Les résultats, publiés dans la revue Frontiers in Neuroscience, montrent que la saisonnalité est liée à la qualité de sommeil des êtres humains. Le "sommeil paradoxal" correspond à la période de sommeil très profond pendant laquelle nous effectuons des mouvements oculaires rapides (appelés REM). C'est aussi la période pendant laquelle la plupart des rêves se produisent.

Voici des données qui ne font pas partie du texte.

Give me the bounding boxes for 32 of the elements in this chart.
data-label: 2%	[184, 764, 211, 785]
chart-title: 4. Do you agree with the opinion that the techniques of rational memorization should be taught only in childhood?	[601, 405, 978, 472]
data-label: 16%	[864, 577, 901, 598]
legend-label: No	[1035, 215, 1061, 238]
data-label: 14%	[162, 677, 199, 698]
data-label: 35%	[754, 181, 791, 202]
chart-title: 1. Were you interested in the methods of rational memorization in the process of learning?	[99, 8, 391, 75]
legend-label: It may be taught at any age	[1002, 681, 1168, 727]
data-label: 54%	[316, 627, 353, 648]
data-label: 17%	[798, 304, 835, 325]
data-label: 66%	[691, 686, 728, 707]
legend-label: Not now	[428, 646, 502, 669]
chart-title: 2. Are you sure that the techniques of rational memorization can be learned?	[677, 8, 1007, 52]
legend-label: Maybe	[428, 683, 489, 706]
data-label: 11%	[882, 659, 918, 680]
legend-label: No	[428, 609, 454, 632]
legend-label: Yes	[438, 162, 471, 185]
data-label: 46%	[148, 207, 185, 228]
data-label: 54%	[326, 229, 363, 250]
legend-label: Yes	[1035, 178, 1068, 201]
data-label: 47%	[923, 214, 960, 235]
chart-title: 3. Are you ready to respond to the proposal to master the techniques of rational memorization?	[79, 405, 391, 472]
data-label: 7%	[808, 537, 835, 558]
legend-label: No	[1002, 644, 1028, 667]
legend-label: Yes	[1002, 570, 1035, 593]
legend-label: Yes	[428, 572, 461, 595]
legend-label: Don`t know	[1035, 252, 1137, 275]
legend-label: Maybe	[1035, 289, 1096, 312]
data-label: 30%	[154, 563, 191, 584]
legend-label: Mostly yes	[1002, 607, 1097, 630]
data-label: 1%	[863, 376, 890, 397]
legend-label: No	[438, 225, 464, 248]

Pour réaliser cette étude, les chercheurs ont étudié 188 patients qui ont des difficultés à dormir, mais qui n'ont pas recours aux somnifères. Ces derniers ont dormi naturellement dans un laboratoire spécial, sans réveil. Leur qualité et leur durée de sommeil ont été surveillées tout au long d'une année. Bien que le temps de sommeil total semblait être d'environ une heure de plus en hiver qu'en été, ce résultat n'était pas statistiquement significatif. Cependant, le sommeil paradoxal était 30 minutes plus long en hiver qu'en été. Le sommeil paradoxal est connu pour être directement lié à l'horloge circadienne, qui est affectée par les changements de lumière.

Changements saisonniers et troubles du sommeil

"La saisonnalité est omniprésente chez tout être vivant sur cette planète. Même si nos performances restent inchangées pendant l'hiver, la physiologie humaine est régulée à la baisse, avec une sensation de 'fonctionnement à vide' en février ou mars", explique le Dr Dieter Kunz, auteur de l'étude, au Guardian qui a relayé l'étude.

Bien que l'équipe ait reconnu que ces résultats devraient être validés avec une population n'ayant pas de troubles du sommeil, les changements saisonniers pourraient être encore plus importants dans une population en bonne santé. "Les sociétés doivent ajuster les habitudes de sommeil, y compris la durée et le moment de la saison, ou ajuster les horaires scolaires et de travail aux besoins de sommeil saisonniers", conclut le Dr Kunz.